What a magnificent place Padua is, with the basilica, the square, and the university. I can just imagine the lovely warmth in the evening while you sat in the plaza eating that delicious pizza. Thanks for sharing your visit.

Angie said...

Oh, Pat! I hope these posts about Italy never end! I will never tire of the architecture, not to mention the food! I could gobble up that meal in a heartbeat!!! I wonder if the people who live there appreciate the history that surrounds them on all sides.

rupam sarma said...

Great to read. Beautiful place, awesome pics.

Weekend-Windup said...

Beautiful images. You took me a round around Italy. WOW Pizza:)

ellen b. said...

Such beautiful weather for the backdrop of these amazing structures!

The Joy of Home with Martha Ellen said...

Padua is an amazingly lovely city! Thank you for sharing your beautiful day.

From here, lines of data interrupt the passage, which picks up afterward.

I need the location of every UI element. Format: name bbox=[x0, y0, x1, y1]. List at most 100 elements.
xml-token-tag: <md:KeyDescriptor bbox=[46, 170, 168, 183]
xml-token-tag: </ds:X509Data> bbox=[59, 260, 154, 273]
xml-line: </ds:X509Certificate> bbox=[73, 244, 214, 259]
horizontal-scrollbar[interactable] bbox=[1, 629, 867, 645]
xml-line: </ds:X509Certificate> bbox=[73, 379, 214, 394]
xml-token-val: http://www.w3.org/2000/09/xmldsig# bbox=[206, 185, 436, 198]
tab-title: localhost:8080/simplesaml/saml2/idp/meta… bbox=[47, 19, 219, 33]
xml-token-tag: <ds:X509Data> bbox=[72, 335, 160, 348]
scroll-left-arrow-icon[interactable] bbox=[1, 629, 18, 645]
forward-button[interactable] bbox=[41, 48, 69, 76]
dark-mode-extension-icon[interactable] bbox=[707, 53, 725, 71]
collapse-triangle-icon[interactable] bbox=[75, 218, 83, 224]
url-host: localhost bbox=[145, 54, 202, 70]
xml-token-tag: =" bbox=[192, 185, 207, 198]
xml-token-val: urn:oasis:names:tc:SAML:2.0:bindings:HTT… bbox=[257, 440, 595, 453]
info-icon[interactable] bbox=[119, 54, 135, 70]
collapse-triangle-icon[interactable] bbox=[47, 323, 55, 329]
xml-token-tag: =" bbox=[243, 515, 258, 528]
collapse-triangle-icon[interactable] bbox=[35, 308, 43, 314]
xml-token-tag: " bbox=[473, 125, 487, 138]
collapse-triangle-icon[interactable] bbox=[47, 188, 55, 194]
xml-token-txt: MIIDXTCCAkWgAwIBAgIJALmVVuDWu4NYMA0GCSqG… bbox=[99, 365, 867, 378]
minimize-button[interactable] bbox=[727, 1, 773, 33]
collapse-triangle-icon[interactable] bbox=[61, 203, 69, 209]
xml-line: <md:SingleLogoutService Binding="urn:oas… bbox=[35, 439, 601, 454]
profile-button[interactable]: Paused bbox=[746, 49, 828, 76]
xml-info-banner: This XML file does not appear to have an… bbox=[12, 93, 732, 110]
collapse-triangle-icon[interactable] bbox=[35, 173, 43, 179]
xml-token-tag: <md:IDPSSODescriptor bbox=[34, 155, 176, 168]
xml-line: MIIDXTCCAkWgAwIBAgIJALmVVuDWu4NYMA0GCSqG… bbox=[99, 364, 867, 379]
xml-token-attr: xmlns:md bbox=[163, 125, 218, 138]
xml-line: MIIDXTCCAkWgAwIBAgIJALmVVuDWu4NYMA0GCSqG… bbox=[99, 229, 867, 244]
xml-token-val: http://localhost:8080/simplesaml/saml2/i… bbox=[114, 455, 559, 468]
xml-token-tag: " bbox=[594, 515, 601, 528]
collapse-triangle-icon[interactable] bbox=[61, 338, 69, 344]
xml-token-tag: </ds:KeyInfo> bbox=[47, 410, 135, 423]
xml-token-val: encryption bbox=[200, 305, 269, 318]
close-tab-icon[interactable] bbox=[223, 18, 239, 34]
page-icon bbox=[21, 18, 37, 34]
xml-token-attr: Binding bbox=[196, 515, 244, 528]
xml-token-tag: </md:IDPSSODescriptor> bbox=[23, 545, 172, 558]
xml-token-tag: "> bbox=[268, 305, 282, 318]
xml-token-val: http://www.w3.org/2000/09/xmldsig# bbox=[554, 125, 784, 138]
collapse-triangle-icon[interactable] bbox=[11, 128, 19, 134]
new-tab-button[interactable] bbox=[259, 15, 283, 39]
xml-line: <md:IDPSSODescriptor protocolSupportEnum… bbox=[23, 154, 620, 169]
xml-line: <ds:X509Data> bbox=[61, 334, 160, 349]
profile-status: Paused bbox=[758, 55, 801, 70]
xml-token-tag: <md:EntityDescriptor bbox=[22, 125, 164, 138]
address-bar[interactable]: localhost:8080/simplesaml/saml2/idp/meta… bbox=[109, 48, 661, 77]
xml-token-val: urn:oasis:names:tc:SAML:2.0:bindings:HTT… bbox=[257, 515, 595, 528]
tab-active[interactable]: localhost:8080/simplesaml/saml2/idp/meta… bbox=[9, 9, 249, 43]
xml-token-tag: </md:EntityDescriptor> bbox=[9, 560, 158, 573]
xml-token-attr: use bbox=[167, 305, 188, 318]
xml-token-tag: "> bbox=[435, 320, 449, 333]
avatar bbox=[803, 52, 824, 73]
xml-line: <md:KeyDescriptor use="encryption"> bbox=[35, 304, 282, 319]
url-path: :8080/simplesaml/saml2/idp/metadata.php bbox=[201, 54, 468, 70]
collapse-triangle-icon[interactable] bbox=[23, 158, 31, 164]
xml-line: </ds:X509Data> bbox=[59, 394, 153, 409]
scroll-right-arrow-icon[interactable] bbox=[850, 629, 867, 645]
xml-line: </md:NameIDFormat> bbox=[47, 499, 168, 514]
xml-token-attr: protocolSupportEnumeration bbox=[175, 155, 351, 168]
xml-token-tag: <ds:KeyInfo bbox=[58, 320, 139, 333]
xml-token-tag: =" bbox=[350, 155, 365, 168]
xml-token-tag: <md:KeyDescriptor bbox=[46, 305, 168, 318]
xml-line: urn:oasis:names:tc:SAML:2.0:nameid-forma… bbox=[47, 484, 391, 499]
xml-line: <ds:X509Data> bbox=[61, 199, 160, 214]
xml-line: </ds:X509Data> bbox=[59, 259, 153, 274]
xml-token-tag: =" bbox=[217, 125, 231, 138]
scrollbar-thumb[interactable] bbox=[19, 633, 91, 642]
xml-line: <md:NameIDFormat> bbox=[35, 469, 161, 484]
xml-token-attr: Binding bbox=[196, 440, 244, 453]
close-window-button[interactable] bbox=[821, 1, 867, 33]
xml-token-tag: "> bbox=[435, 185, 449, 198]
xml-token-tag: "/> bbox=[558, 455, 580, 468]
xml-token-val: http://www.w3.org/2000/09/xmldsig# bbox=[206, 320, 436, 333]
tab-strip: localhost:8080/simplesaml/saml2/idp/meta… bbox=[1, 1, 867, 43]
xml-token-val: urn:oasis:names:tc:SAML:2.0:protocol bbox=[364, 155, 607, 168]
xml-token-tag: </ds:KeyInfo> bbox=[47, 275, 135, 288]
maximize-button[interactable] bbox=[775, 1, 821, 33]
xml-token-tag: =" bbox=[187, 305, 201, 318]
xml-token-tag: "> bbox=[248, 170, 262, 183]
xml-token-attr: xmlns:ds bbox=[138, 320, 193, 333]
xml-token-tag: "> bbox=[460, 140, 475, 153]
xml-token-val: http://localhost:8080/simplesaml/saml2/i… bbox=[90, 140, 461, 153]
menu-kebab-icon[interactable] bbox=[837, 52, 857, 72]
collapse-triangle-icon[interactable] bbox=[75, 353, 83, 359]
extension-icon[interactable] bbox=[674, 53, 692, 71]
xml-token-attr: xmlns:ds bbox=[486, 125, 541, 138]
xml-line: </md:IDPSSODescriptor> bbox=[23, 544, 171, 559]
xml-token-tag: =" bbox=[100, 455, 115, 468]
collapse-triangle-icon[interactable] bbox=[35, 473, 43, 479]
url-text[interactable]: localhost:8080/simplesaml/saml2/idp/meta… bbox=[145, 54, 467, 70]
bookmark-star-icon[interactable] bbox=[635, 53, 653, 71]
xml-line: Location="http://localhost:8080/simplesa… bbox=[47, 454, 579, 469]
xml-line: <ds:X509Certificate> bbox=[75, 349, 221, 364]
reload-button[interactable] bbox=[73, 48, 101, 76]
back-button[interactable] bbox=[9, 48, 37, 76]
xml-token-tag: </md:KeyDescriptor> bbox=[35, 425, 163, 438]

The weather looks so perfect for touring. I'm sure you enjoyed this day with your husband. I'm looking forward to Bologna, Pat. It's been many years since we visited that beautiful city. ♥

Jeanie said...

Your Italian trip fills me with surprises. When I think of Padua I think of Shakespeare (Taming of the Shrew, maybe?) I can't imagine what a fabulous holiday it was.

Jim said...

What a beautiful place.

Stanley Hattman said...

It's been 30 years since we were in Padua. Your post confirms that we missed a lot of great sights..lol.. So, thanks for the tour!

Decor To Adore said...

What an amazing and inspiring place. Truly a dream trip come true. Have a wonderful weekend.

carol l mckenna said...

Beautiful adventure for you and wonderful sky and other photos for us!

Happy Weekend to you,
A ShutterBug Explores,
aka (A Creative Harbor)

Photo Cache said...

Beautiful shots.

Worth a Thousand Words

Beatrice Euphemie said...

Oh my goodness - such an amazing place of beauty and history. Lovely photos - It looks like a wonderful trip! The outdoor dining in the square looks so inviting. I would never want to leave! Thanks for sharing. xx Karen

Spare Parts and Pics said...

The sense of history here is truly spectacular. Love all the statues. With all the people sitting outside, it looks like one big party! I'm drooling over that pizza!!

Thomas Lee said...

Wow! Spectacular place

Raquel Jiménez Lastras said...

Que preciosa ciudad Padua, arte en todos sus rincones.
Saludos

Su-sieee! Mac said...

It's wonder this basilica didn't become the home of the popes. It's so grand. I am so in awe to the craftsmanship that built these several hundred year old buildings. I cannot imagine any of our structures today in the U.S. lasting that long. Thanks for the tour. Your photos show off the city very nicely. I wish I was there. :-)

Nancie McKinnon said...

Padua looks like a place I could get lost in for a day or two. Thanks for linking up this week. #TPThursday

Mary K.- The Boondocks Blog said...

Pat, I am always humbled when I see the architecture in Italy. It is the height of classicism and beauty and there is so much of it from so many different periods. You must have really enjoyed your visit there.